Katie Stelmanis ne cache pas son enthousiasme à l’idée de se produire vendredi prochain sur la scène de la Gaîté Lyrique pour le festival Loud & Proud: «J’adore jouer dans des événements queers parce qu’on s’y amuse beaucoup et que ça attire le meilleur public». La chanteuse du groupe canadien Austra salue d’ailleurs la belle programmation de l’événement qu’elle considère comme «l’un des meilleurs line-up queers» qu’elle ait jamais vus.

DU CLASSIQUE À L’ÉLECTRO
Le parcours de la tête pensante d’Austra est bien singulier: pianiste baignée dans la musique classique et destinée à une carrière de chanteuse lyrique, Katie Stelmanis est finalement passée du côté obscur, celui de l’électro. Une évolution étroitement liée à son identité profonde: «J’avais vraiment le sentiment que c’était difficile d’entrer à l’opéra en tant que personne qui s’identifie comme queer, c’est un monde plutôt hétéro. Étant obligée de porter des robes de soirées géantes chaque fois que je jouais, je sentais que je n’allais pas pouvoir être moi-même dans ce métier.» L’influence classique est encore palpable dans le son riche d’Austra et dans la voix puissante de Katie Stelmanis, qu’on classera facilement aux côtés d’artistes comme Zola Jesus ou Bat For Lashes. «J’ai commencé doucement à faire ma propre musique tout en continuant à chanter de l’opéra, raconte-t-elle au sujet de cette évolution artistique, et j’ai ensuite commencé à jouer sur scène quelques années plus tard.

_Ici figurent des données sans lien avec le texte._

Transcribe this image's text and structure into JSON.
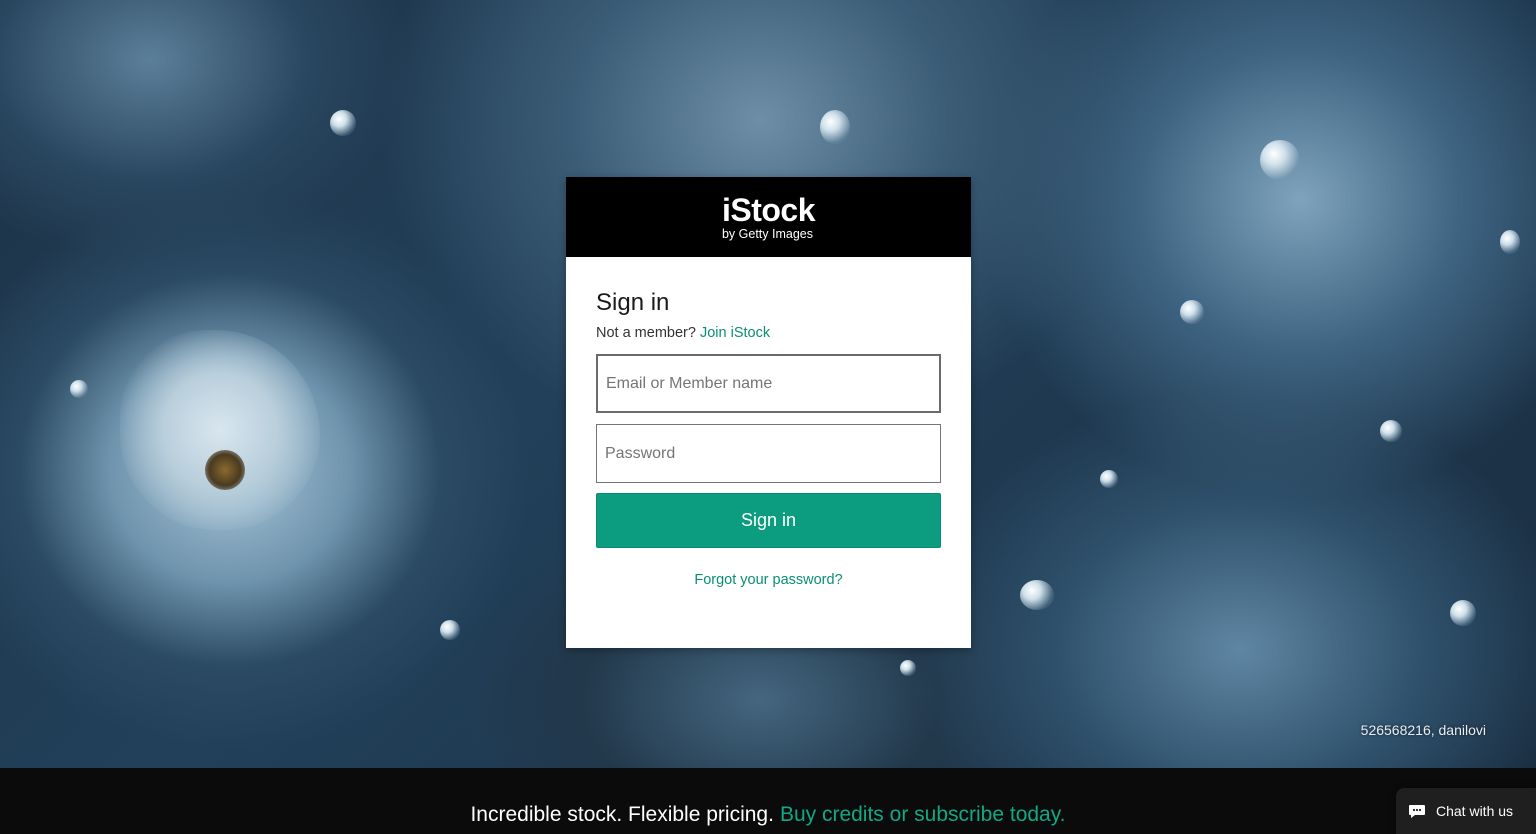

Je n’ai donc jamais vraiment laissé une chance aux gens d’être choqués, tout s’est combiné ensemble sur du long terme.»

Si le lecteur ne s’affiche pas, cliquez sur Austra – Home (Official Video)

QUEER FOREVER
Ouvertement lesbienne, Katie Stelmanis n’hésite pas à aborder cet aspect, consciente que son statut d’artiste out lui confère une «sorte de responsabilité»: «Je crois que la visibilité est le meilleur moyen de mettre fin aux discriminations contre la communauté LGBT, affirme-t-elle. Ça peut être épuisant d’en parler par moments, mais en général je suis heureuse d’être moi-même visible et disponible pour des questions de ce genre, quand il n’y a pas un grand nombre de femmes qui s’identifient ouvertement comme lesbiennes.» Quant à la visibilité de la culture queer, elle entend bien évidemment la défendre… tout en veillant à ne pas la dénaturer: «Je pense que beaucoup d’aspects de la culture queer sont déjà dans la culture dominante aujourd’hui, mais évidemment il y a encore beaucoup de travail. Néanmoins, il y a des composantes de la culture queer que je ne veux pas voir devenir grand public, car cela les rendrait ennuyeuses. Dans l’art, la musique, l’écriture, les œuvres les plus excitantes à travers l’histoire ont été crées par des personnes queers vivant à la marge, et je crois qu’à l’avenir les choses les plus intéressantes seront toujours créées par des communautés alternatives. Et donc, ça me parait important de protéger notre culture queer de la culture mainstream, et de nous assurer que nous serons toujours considéré.e.s comme queers.»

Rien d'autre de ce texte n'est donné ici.